The next stage for the scientists at Aberystwyth and Newcastle is to develop a simple test with the potential to revolutionise health care by determining whether people are eating a healthy diet or not.
The new test is being developed by Professor John Draper and colleagues at IBERS (the Institute of Biological, Environmental and Rural Sciences) at Aberystwyth University and by Professor John Mathers and his team in the Human Nutrition Research Centre (HNRC) at Newcastle University.
The scientists believe the test will even be able to distinguish between similar foods such as whether someone has eaten red, white or processed meat and so help in understanding links between these foods and health.
“This kind of test has enormous potential as a weapon against many chronic diseases,” said Professor John Draper of IBERS, who is leading the work at Aberystwyth.

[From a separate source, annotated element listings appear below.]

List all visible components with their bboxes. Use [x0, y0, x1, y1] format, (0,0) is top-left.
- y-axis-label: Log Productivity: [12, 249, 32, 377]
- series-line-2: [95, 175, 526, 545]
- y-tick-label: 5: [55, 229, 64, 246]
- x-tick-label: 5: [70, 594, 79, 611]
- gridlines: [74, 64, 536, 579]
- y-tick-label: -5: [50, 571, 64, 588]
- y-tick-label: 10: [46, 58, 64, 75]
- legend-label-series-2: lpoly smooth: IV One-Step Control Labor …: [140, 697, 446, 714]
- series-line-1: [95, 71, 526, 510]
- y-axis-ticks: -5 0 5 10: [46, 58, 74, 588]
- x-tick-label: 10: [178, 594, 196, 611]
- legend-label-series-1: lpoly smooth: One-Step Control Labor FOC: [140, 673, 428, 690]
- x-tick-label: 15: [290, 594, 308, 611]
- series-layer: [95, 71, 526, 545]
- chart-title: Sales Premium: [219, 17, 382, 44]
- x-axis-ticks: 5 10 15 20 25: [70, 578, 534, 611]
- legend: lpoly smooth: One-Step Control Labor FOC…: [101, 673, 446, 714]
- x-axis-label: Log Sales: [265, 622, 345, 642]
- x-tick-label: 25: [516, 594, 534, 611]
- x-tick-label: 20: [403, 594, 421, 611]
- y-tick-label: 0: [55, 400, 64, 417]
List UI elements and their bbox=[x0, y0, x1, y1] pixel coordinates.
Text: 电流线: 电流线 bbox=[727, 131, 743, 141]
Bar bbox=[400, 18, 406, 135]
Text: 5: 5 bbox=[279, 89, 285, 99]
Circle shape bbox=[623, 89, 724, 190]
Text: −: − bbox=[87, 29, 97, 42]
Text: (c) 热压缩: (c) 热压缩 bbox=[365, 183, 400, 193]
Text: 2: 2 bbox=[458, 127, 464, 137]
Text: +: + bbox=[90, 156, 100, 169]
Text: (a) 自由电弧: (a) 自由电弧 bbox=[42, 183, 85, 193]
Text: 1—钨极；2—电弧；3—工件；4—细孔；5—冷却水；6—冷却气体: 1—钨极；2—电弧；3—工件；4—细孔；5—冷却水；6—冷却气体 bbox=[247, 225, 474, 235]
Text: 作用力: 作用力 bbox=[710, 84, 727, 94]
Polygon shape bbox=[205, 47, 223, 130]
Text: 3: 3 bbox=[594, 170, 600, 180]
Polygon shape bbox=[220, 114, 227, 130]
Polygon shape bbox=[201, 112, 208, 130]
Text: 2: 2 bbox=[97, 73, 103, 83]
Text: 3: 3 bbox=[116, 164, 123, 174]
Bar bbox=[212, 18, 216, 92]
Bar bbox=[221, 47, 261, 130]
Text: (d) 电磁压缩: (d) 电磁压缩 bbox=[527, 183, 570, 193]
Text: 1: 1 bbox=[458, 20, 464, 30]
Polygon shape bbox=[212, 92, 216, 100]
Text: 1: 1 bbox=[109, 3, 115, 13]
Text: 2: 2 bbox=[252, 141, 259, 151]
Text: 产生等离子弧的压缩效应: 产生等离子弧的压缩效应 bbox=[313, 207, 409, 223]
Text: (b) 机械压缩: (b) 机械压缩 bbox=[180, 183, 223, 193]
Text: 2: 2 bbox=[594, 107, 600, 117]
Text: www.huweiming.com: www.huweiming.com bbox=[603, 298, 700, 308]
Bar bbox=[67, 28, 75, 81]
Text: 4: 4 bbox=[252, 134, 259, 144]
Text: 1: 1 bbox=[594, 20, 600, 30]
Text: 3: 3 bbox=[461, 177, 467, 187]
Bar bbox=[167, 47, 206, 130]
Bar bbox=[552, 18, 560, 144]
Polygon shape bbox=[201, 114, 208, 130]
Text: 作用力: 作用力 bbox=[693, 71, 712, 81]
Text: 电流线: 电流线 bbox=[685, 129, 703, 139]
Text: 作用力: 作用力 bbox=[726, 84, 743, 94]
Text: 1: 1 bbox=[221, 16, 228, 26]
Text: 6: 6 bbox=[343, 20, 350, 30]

“It will help doctors, nurses, dieticians and nutritionists to work out what their patients have been eating.
Newcastle University’s Professor Mathers added; “In the longer run, this kind of test will help to uncover new links between eating patterns and health.
“As our knowledge about metabolite markers of other foods grows, we will be able to add these to our test and it should mean that researchers will be able to say for certain which foods help protect against specific diseases and which we should encourage to promote better health.”
The longer term aim of the research is to develop a simple dipstick test – a sensor dipped into urine which will provide an instant readout of the main foods that the person has eaten.